Cattle and sheep have rather long, complex digestive tracts and so require a less processed feed
material. Swine have a fairly short, simple digestive system (very much like humans) and therefore
benefit from a more highly processed feed. Poultry have a short but rather complex digestive system,
and depending on the make up of the diet can efficiently utilize feedstuffs less highly processed than
swine. The size and age of the animals also affects the dietary requirements so far as particle size
is concerned. Generally speaking, younger animals require a finer, more highly processed feed than
do older, more developed livestock.
Particle size reduction is also required to prepare the materials for secondary operations such as
mixing, pelleting, or extrusion. In general, a finer ground material or mixture will produce a better quality
pelleted or extruded feed at a lower cost (energy
and maintenance) on the pelleting or extruding
machinery. Of course more energy per ton is
required to achieve the finer grind and often the
capacity of the grinding equipment will be reduced.
The fineness of the grind must be matched to
both the particle size and capacity requirements
of the entire feed manufacturing process.

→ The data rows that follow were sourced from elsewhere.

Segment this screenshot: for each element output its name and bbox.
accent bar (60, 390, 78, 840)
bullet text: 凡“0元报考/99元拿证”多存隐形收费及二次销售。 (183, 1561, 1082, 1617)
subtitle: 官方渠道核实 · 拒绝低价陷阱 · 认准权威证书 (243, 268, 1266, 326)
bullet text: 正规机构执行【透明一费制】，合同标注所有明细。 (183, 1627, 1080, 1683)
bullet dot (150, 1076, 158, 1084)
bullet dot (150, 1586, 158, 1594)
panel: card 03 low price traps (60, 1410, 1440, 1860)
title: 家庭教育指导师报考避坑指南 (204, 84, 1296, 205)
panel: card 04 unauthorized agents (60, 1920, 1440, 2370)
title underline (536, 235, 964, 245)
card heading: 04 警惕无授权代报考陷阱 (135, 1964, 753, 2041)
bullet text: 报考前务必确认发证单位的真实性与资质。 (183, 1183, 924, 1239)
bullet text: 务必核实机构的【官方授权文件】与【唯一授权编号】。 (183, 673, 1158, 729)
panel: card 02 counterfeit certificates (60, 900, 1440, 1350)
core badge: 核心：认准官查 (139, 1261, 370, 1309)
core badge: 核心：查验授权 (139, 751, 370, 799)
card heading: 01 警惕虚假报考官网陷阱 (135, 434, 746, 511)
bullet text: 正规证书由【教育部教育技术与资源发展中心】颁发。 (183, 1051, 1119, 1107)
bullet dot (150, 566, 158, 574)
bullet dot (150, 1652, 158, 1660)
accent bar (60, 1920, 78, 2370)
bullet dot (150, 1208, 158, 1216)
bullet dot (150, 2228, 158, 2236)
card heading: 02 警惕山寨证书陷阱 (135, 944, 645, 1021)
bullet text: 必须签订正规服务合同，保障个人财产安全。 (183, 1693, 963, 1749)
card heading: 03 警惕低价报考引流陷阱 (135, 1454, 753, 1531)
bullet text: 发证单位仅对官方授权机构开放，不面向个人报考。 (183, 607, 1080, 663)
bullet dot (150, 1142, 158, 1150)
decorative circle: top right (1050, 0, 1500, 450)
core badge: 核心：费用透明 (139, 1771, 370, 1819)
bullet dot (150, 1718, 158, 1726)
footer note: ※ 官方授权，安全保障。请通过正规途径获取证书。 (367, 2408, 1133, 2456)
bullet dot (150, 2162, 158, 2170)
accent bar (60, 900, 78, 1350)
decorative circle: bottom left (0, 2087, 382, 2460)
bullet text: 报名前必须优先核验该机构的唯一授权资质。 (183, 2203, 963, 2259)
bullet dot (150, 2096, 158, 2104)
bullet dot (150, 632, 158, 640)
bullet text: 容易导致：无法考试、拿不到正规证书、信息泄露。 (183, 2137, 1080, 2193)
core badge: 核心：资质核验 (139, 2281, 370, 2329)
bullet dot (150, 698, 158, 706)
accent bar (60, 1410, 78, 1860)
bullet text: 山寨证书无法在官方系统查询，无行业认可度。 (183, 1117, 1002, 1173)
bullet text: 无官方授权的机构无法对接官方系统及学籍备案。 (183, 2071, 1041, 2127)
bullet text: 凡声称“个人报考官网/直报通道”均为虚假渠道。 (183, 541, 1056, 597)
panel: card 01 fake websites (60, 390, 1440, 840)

Due to the wide variety of feed ingredients and
compounds, there is no "ideal" particle size for
each type and age of animal. The chart presented
below is simply an indication of the generally
accepted particle size ranges for all types of
animals and feeds.
How Fine Do You Grind?
Determining and expressing fineness of grind has been the subject of study as long as feed ingredients
have been prepared. While appearances or feel may allow an operator to effectively control a process,
subjective evaluation is inaccurate at best, and makes objective measurement and control virtually
impossible. Descriptive terms such as coarse, medium, and fine are simply not adequate. What is
"fine" in one mill may well be "coarse" in another. Describing the process or equipment is also subject
to wide differences in terms of finished particle size(s) produced. Factors such as moisture content
of the grain, condition of the hammers and/or screens (hammermill) or the condition of the corrugations
(roller mills) can produce widely varying results. In addition, the quality of the grain or other materials
being process can have a dramatic impact on the fineness and quality of the finished ground products.

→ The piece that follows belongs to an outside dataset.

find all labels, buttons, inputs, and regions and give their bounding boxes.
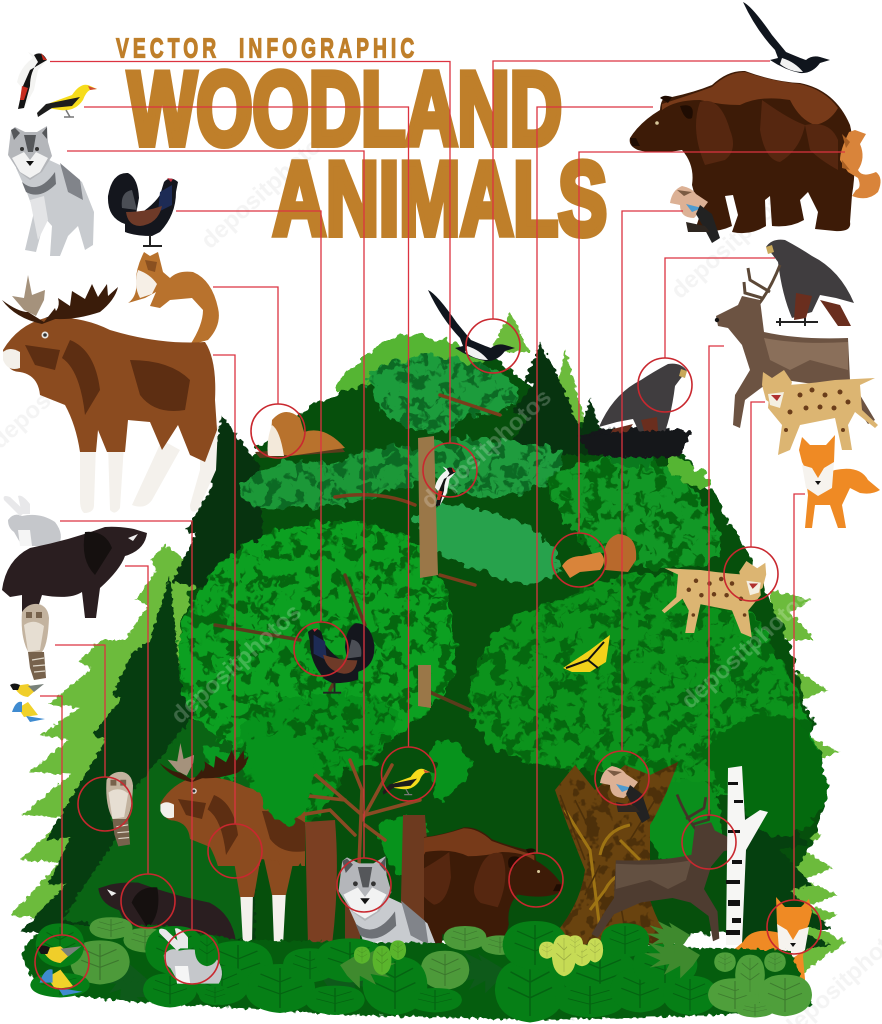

The best measurement of finished particle sizing will be some form of a sieve analysis, expressed in
terms of mean particle size, or percentage (ranges) on or passing various test sieves. A complete
sieve analysis will not only describe the average particle size, but will also indicate peculiarities in the
distribution such as excessive levels of fine or coarse particles, etc. Typical descriptions that lend
themselves to objective measurement and control might be: corn ground to 750 Microns, not less
than 50% passing 20 mesh, and 85% -10/+40 mesh.